Second of two columns
(Read Part 1)
NEITHER OF MY PARENTS went to college. Nor did theirs. There is something about being the first in your family to attend a university that can make the experience precious beyond measure. Especially when, as was true in my case, you cannot afford the price. My education was financed through loans, work-study jobs, and the generosity of the trustees of George Washington University, who offered me an undergraduate scholarship for which I am abidingly grateful.
When I finished high school, college was put within my reach. As a matter of pride and policy, Massachusetts should ensure that it is put within the reach of every high school graduate who is ready to earn a college degree.
What's the best way to achieve that goal? For the state to build a network of government-run campuses, where tuition is kept low because taxpayers pay most of the costs? That is the formula Massachusetts has tried. The result is a bloated empire of state institutions that few respect.
There's a better formula.
Access to higher education is important, but access to food is a matter of life and death. Yet nobody believes that Beacon Hill ought to build a chain of grocery stores to keep poor people from starving. Far more sensible to simply put a cash equivalent -- food stamps -- into the hands of the needy and let them buy their groceries anywhere they like. The problem for the poor isn't a shortage of places that sell food. The problem is a shortage of money.
What is true of nourishment for the body is true of nourishment for the mind. Non-affluent high school graduates don't lack for colleges to choose from -- certainly not in Massachusetts. From giant Northeastern to tiny Saint Hyacinth, from renowned MIT to modest Dean Junior College, this state is blessed with a vast array of private institutions of higher learning. Some students may be short on funds. None are short on choices.

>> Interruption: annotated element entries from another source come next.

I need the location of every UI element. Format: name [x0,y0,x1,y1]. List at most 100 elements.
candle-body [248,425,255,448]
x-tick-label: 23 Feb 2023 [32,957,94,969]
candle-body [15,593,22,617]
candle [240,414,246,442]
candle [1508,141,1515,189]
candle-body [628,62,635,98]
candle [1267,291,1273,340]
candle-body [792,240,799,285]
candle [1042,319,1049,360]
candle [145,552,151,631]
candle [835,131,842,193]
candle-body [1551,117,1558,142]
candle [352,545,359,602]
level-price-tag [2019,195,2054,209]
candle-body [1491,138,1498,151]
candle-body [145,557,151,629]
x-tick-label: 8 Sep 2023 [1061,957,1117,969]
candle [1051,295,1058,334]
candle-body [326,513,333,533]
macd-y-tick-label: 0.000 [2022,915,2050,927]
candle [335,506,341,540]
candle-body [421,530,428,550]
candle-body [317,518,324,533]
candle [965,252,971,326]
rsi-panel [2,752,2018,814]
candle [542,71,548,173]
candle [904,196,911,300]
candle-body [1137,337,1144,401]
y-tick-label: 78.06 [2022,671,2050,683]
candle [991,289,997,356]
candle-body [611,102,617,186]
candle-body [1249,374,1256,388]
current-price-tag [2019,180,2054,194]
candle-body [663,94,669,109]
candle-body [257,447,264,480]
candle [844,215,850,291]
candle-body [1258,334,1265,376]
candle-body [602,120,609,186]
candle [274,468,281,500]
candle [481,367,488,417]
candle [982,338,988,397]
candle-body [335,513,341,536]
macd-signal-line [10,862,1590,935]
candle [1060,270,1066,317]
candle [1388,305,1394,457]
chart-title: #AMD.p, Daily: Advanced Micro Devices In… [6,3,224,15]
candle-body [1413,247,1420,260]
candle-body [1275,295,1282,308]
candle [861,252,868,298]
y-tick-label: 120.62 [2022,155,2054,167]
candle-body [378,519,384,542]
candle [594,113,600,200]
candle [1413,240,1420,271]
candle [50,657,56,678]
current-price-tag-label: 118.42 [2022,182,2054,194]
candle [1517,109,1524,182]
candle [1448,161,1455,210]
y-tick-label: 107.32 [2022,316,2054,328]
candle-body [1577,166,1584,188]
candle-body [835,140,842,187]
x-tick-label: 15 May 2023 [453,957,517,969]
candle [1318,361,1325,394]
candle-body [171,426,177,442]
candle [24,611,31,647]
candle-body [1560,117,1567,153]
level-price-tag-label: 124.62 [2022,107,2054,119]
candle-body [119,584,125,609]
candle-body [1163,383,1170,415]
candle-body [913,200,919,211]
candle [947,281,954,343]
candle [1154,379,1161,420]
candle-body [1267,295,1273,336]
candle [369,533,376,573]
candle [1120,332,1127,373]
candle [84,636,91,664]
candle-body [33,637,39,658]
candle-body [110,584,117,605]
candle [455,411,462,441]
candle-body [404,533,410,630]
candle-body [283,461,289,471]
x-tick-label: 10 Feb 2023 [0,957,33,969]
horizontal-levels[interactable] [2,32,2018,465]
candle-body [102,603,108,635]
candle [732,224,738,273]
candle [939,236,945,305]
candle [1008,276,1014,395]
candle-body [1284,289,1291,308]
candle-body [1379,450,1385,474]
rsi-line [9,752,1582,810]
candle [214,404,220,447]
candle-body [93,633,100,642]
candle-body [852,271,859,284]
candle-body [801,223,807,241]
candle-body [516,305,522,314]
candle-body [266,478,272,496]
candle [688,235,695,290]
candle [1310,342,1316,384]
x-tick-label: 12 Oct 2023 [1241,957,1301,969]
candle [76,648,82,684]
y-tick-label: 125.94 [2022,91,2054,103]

Massachusetts made a mistake when it got into the business of running colleges and universities. Instead of spending billions of dollars to send deserving kids to school -- by supplementing private financial aid, by funding scholarships, by guaranteeing low-interest loans -- the state instead lavished the money on bricks and mortar. Universities and colleges by the dozen were already here. Why did Massachusetts need to build more of them?
Easy: politics. Politics is what built the state colleges. Politics is what sustains them. And it is politics that puts their self-preservation above their students' education.
Do Senate President Bill Bulger's flatterers tout him as the next president of the University of Massachusetts because of his scholarly credentials? He has none. But he does know how to pull political levers and push political buttons, and for UMass nothing could be more important. Was it academic brilliance that installed Michael Dukakis' trusted (and corrupt) adviser, Gerald Indelicato, as president of Bridgewater State? Or ex-House Speaker David Bartley as president of Holyoke Community College? Not at all. It was politics.
State campuses are studded with shrines to state politicians. At Salem State: the Kevin Harrington Academic Building. At Springfield Tech: Anthony Scibelli Hall. At UMass-Amherst: the William Mullins Athletic Center. At Bridgewater State: the J. Joseph Moakley Center.
Massasoit boasts the Anna P. Buckley Fine Arts Center and the Peter G. Asiaf Field House. UMass-Boston has the Robert Quinn Administration Building. Ex-House speaker Tommy McGee was toppled on Beacon Hill, but a building bearing his name stands erect at North Shore Community College. Even crooks share in the glory. The Paul Sheehy Residence Hall at UMass-Lowell is named for an ex-state senator who served time for bank fraud. UMass-Dartmouth's William Q. MacLean Campus Center honors a Bulger crony who was convicted of corruption.
In the state college network, politics is all. That is why, when faced with shrinking numbers of 18-year-olds during the 1980s, they reduced their standards to the point of travesty rather than close down facilities for which there was no longer a need. UMass-Amherst and UMass-Lowell began admitting virtually everyone who applied. And as the university went, so went the state colleges; most are now indistinguishable from community colleges.
The independent colleges of Massachusetts are one of this state's enduring triumphs. The public ones are among its saddest embarrassments. It's time to face facts: Beacon Hill is simply no good at the business of higher education.
Let us revive the goal we began with: making sure financial straits don't keep any qualified student out of college. Lending a kid tuition money so he can attend a decent college might not offer a politician the ego boost of a Biff MacLean Campus Center. But it just might change that kid's life forever.